I guess one way to optimize is you could have the writer do some number of consecutive cycles before publishing/releasing to the reader. For example if you predict that the writer is 10x faster, you could just run 10 cycles without updating the atomic.

Or maybe you could try to have the reader request a buffer, and the writer only acquires/releases by request. It would have to be requested preemptively to avoid lag, or maybe you could use a quadruple buffer where the reader lags behind a frame. Ie., the reader always has two buffers; each cycle, if there is a new buffer ready, it will switch to that one then request another.

@Phlopsi I think crossbeam::atomic::AtomicCell might be similar to what you’re making. However it’s not quite what I’m looking for, I’m trying to implement RwLock-like semantics. Also sadly I think PhantomData won’t work because I’m using UnsafeCell, but I haven’t tried extensively so it might be possible.

From crossbeam:

Operations on AtomicCell s use atomic instructions whenever possible, and synchronize using global locks otherwise. You can call AtomicCell::<T>::is_lock_free() to check whether atomic instructions or locks will be used.

Basically, it uses locks for anything that doesn't fit into the largest available native atomic type. Mine always uses boxing and is limited to Copy types, but is also always lock-free. If crossbeam's AtomiCell<T> is lock-free, always use theirs. Mine is only useful for types that don't fit into native atomic types.

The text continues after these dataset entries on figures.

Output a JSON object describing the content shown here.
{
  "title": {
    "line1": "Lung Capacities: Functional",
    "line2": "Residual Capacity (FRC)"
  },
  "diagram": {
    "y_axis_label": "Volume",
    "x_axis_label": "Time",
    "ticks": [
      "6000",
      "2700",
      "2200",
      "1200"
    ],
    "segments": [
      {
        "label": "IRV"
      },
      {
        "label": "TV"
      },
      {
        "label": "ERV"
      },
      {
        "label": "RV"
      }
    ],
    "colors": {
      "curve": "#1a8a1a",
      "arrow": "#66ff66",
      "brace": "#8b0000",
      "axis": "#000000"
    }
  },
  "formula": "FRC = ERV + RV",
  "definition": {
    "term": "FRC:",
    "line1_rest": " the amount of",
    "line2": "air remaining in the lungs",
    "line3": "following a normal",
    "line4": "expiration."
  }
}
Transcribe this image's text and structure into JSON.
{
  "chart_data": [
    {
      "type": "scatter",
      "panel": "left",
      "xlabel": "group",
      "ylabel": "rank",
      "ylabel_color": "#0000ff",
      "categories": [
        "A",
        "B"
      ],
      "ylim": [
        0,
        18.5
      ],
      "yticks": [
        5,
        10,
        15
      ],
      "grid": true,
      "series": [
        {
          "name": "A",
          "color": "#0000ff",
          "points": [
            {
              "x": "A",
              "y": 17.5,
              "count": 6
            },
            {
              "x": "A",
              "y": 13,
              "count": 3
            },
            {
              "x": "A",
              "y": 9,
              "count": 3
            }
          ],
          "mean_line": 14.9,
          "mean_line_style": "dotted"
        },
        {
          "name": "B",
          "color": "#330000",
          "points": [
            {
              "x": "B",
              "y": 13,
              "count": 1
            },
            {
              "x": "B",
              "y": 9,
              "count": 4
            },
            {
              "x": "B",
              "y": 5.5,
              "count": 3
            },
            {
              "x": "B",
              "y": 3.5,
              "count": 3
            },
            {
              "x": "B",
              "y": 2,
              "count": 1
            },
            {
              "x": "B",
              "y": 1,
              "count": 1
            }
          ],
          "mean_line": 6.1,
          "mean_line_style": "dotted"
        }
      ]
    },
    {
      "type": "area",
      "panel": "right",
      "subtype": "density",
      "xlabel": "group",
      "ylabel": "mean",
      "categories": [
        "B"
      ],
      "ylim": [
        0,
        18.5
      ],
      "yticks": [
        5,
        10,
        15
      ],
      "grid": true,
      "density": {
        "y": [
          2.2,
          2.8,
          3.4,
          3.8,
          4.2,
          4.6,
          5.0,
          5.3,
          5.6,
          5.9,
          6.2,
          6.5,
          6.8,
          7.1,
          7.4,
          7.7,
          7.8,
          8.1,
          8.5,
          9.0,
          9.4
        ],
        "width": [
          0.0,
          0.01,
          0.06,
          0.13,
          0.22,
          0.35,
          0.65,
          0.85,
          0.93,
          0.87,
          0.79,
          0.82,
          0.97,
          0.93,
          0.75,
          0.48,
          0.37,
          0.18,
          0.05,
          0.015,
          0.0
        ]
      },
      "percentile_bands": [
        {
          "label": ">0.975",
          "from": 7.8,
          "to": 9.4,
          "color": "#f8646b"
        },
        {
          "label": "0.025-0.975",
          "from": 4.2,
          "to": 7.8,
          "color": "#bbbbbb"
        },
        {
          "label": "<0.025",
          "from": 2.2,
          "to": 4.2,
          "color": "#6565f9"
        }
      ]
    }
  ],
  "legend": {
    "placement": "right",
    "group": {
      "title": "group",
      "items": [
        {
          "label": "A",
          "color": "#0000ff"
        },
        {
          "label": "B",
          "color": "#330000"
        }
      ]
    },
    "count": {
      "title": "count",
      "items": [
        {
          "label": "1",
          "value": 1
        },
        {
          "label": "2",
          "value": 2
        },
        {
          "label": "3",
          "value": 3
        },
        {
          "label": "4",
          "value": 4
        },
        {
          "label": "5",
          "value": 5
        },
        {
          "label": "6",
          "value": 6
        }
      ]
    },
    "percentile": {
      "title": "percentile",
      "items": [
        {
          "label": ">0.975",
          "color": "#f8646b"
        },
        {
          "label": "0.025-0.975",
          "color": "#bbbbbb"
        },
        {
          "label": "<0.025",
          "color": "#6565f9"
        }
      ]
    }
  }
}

It's impossible to expose a safe and lock-free API, that enables multiple writers and readers for non-Copy types. Readers have the property to observe the same value as other readers, at the same time. Due to interior mutability, handing out a reference would only be possible, if the type is already Send and Sync, but then there is no point in wrapping it in an atomic cell. There is no thread-safe and lock-free counterpart to RefCell.

@Phlopsi Yes sadly that’s true. I was just trying to think of a way to reduce the number of locking operations, see if there’s any way to avoid acquire/release for every write. For example, one way I came up with is to have the reader request an update, then the writer only needs to send an update when requested. The downside is that there would be a delay for the writer to respond, but if you would rather lower latency than fresh data you could always keep a buffer or two queued up (a la vsync).

Can the &T returned by Reader::next and Writer::next point to the same data?

@Phlopsi Yes. Both methods should return the latest possible data, which can be same data.

Anyway at this point I'm satisfied with the answers to my original questions. Thank you both for helping!

Storing a (Ref)Cell<_> can cause a data race, then, i.e. your API is unsound. That's the problem with interior mutability. It allows you to obtain a &mut from a &.